Why bother hiding it anymore?
“If Christian nationalism is something to be scared of, they’re lying to you, and they’re lying to you on purpose,” Rep. Marjorie Taylor Greene (R-GA) said during one of her “MTG Live” video streams on Thursday.
Greene argued that Christian nationalism, a far-right movement that seeks to have the government impose conservative Christianity on secular society in its policies and laws, is the solution to the country’s problems.
“If we’re going to label it ‘Christian nationalism,’ this movement will actually be the movement that stops the school shootings,” she claimed. “This will be the movement that stops the crime in our streets. This will be the movement that stops the sexual immorality.”

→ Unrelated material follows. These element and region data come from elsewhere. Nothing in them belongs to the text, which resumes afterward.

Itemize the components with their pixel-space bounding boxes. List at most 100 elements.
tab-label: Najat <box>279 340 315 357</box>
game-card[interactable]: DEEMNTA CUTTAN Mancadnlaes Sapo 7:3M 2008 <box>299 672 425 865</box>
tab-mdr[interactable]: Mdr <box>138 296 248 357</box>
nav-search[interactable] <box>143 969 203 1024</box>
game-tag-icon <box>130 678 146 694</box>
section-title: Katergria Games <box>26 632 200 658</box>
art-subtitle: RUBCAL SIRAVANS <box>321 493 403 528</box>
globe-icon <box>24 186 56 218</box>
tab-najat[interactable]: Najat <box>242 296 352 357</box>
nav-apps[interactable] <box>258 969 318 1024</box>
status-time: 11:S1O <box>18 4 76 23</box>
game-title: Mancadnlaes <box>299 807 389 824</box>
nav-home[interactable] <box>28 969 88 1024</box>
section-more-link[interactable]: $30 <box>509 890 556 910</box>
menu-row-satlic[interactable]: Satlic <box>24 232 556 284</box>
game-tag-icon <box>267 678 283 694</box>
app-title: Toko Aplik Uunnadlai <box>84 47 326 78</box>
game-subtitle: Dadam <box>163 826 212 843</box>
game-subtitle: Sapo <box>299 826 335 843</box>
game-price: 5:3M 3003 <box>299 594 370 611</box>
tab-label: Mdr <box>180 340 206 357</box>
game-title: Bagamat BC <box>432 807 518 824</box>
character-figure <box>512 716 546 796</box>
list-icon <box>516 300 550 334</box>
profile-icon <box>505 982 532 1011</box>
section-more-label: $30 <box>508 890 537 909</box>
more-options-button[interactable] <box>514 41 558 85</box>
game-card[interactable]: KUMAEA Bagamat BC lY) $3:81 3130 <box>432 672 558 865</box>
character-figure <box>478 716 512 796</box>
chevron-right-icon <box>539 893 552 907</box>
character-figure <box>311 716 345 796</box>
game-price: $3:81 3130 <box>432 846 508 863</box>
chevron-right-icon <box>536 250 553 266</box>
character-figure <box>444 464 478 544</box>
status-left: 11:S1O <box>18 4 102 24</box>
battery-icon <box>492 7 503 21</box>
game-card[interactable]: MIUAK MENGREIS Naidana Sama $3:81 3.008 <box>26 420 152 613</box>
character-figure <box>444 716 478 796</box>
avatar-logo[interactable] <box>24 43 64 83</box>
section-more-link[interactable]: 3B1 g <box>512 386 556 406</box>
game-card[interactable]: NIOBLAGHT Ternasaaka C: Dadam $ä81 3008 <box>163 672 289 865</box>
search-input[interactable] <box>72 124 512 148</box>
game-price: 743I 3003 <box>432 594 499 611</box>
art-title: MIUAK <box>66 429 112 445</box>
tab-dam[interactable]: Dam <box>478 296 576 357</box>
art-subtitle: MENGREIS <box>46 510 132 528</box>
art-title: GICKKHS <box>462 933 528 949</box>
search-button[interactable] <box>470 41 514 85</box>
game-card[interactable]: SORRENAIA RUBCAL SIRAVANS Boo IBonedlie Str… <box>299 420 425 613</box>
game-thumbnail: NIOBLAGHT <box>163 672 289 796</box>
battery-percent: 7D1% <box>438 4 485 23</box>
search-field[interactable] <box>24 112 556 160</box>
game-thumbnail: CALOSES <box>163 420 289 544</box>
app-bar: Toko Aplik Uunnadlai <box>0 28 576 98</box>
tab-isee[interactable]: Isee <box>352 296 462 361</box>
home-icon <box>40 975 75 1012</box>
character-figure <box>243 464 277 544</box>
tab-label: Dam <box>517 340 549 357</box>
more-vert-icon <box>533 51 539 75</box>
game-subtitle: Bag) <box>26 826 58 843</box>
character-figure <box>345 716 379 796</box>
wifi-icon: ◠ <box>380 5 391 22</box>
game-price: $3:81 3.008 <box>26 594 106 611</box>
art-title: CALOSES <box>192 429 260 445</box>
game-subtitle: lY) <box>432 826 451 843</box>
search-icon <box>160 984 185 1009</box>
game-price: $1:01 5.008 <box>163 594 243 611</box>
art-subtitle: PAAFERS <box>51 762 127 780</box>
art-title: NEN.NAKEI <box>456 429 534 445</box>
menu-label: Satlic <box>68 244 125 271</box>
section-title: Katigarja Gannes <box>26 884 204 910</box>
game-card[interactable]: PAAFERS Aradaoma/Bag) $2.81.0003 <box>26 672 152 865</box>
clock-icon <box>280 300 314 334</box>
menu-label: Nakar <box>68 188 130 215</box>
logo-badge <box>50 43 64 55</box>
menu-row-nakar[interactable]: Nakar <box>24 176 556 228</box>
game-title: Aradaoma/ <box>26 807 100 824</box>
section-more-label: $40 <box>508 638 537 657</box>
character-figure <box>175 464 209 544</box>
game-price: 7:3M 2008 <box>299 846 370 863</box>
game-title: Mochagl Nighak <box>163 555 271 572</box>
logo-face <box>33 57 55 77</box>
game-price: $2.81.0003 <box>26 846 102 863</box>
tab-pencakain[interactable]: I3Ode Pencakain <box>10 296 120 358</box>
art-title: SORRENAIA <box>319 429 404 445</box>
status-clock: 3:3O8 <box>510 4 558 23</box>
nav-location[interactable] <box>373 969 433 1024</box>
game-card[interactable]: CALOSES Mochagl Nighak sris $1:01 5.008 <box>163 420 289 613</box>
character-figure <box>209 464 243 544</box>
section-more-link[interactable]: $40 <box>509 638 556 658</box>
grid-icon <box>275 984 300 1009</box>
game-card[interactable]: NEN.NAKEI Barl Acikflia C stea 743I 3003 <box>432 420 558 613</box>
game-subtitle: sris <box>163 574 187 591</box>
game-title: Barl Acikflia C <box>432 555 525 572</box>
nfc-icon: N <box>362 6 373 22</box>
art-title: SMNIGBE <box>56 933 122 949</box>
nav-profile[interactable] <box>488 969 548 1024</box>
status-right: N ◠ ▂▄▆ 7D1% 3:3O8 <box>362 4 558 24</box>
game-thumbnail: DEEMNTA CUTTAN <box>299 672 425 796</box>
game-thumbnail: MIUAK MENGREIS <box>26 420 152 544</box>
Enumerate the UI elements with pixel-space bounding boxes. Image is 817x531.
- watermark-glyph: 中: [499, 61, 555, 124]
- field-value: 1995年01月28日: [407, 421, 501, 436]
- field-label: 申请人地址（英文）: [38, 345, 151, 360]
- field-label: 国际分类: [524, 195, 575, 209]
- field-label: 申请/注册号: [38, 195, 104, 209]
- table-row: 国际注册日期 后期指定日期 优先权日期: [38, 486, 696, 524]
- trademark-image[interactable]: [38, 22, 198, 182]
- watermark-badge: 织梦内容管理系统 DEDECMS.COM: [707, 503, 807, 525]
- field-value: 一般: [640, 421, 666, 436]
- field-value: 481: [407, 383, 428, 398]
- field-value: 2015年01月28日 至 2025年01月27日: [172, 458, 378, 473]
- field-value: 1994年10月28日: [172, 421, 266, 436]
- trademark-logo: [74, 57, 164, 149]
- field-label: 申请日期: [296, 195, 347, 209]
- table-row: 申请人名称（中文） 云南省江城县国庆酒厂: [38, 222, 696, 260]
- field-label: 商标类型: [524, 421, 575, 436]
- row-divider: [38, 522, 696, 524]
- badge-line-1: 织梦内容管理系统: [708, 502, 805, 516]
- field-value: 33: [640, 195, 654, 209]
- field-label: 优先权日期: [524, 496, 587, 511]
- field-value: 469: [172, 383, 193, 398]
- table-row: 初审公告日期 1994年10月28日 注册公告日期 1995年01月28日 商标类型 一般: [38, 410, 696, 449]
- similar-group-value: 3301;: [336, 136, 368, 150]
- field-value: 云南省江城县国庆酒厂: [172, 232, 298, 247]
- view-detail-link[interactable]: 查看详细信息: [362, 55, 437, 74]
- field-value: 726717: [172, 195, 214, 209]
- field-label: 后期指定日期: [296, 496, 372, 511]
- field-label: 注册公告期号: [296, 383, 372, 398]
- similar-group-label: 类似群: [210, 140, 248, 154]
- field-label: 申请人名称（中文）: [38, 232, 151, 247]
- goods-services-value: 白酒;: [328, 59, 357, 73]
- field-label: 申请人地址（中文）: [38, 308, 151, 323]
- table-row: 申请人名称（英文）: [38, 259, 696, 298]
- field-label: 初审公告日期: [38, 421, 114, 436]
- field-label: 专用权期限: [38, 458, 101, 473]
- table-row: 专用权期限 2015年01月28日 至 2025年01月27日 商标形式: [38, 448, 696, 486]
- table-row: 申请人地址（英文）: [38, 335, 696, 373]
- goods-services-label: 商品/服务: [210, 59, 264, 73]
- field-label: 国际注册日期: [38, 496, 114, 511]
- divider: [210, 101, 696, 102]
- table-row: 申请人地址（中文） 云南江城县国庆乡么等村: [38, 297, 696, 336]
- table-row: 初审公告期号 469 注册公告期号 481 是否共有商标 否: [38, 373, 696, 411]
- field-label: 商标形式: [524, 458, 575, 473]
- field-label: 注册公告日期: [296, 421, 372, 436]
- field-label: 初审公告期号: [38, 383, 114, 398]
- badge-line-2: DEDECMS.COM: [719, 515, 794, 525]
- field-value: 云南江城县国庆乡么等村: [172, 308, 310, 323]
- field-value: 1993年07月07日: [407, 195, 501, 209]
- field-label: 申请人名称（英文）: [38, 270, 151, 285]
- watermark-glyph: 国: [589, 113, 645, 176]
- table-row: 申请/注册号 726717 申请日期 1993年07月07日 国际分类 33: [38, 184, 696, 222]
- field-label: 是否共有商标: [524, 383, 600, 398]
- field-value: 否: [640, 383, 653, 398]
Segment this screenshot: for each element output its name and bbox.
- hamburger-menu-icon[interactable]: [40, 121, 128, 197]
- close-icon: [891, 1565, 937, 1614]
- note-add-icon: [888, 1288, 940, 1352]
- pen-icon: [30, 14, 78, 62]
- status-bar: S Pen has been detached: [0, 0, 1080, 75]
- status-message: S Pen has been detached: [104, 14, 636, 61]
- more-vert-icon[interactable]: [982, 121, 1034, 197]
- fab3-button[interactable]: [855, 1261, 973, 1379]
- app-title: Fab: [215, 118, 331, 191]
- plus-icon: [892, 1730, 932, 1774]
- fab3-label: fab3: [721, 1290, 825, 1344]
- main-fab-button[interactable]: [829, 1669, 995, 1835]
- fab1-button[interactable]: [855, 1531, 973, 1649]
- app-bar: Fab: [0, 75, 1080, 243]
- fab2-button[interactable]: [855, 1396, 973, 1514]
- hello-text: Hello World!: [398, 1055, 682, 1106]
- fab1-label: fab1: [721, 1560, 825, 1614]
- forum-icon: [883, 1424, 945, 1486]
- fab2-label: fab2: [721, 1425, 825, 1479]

Greene also sought to reassure her supporters, apropos of nothing, that they aren’t domestic terrorists.
“While the media’s going to lie about you and label it ‘Christian nationalism’ – and they’re probably going to call it ‘domestic terrorism’ – I’m gonna tell you right now: They’re the liars,” the GOP lawmaker said.
“And if anybody’s a domestic terrorist, it’s the radical left. They’re the domestic terrorists,” she added.
Greene’s full-throated defense of Christian nationalism marks a growing trend of the GOP embracing the extremist ideology in the name of “patriotism.”
Republican Pennsylvania gubernatorial candidate Doug Mastriano, who successfully won his primary last month, has become the face of the Christian nationalist movement in mainstream politics, declaring during a campaign event that “in November, we’re going to take our state back. My God will make it so.”
Christian nationalism played a major role in ex-President Donald Trump’s Big Lie crusade and the resulting Jan. 6 Capitol attack, which Greene and Mastriano helped incite by spreading Trump’s lies about the 2020 election. In Mastriano’s case, he was actually outside the Capitol as it was being ransacked by fellow Trump supporters.
Greene was also involved in MAGAland’s efforts to keep Trump in power; it was revealed last month that she texted then-White House chief of staff Mark Meadows days after the Capitol attack suggesting that Trump declare martial law.